Banning children from the internet would probably require any computer that a child might obtain access to to be locked down and verify that an adult is using it before going online.
That's going to be way more obtrusive than a well designed way to do anonymous age verification. It would affect nearly everyone who wants to go online, instead of only people who want to go online at sites that aren't safe for children.
> Children didn’t have access to the internet for thousands of years and they survived.
Adults also didn't have access to the internet for thousands of years and they survived, so what's your point?

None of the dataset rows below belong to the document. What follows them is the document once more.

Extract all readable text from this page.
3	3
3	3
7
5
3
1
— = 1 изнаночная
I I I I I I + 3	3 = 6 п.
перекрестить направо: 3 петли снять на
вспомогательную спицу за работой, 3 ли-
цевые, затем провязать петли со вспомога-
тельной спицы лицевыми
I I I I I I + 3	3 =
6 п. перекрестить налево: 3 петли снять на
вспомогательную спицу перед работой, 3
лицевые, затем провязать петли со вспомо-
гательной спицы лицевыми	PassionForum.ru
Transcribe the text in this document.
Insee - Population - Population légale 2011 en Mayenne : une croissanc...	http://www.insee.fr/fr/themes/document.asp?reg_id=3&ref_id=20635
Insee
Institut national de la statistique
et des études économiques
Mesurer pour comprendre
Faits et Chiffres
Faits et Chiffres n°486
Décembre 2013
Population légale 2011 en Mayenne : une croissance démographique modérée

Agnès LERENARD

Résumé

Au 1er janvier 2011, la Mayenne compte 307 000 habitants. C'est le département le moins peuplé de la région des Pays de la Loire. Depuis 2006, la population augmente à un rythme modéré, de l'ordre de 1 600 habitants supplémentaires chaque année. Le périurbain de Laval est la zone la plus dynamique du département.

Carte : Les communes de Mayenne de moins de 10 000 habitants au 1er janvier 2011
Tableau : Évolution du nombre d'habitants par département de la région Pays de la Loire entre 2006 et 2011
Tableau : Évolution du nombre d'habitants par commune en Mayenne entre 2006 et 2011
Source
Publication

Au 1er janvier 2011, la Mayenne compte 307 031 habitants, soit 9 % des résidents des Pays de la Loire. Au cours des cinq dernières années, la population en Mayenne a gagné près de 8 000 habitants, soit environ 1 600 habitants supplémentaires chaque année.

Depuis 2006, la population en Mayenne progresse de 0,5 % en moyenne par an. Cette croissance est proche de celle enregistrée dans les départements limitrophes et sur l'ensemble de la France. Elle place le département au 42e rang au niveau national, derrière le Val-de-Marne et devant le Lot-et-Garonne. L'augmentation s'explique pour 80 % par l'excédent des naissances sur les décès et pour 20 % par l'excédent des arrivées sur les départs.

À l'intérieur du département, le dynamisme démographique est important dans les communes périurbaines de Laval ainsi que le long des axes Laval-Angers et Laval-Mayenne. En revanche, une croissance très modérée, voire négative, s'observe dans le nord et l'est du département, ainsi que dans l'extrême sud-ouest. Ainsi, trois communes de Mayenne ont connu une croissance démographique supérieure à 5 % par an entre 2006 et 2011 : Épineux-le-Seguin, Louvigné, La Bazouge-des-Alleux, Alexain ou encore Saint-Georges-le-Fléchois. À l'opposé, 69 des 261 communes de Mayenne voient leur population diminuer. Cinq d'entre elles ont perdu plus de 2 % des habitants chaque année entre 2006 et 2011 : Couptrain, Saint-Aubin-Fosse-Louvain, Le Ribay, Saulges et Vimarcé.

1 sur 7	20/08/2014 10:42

The guardians of the child should be held responsible. When a child goes to a friends house their friends parents become the guardians. You as a parent decide trust that their friends parents are suitable for looking after your child.
It's the same as if you go in to the shop. Your relying on the shop keeper to keep the store responsible ensuring its not dangerous to yourself. As with the library, the library is responsible.
You walk in to my house, trip up on some turned up carpet who's fault is it? Your's technically because you should of seen the risk. However it is mine for having an potential hazard.
I should of informed yourself, btw the carpet is unsafe. The parents should of educated the child that the internet is unsafe and that such acts of this can occur online. This isn't 2005 when the internet was new, this was 2014 when internet was fully blown.
It could be more education that parents require however the parents are or at least should take blame. It was a website on the internet, their daughter was 11.
Parents should of known that on the internet malicious content exists: as do noodie magazines exist on the top shelf of the news agents.
This case plays out like the one of the parents of Maddie. They went out for a drink, left their three year old alone in a vila in another country but it's not our fault for going for drinks.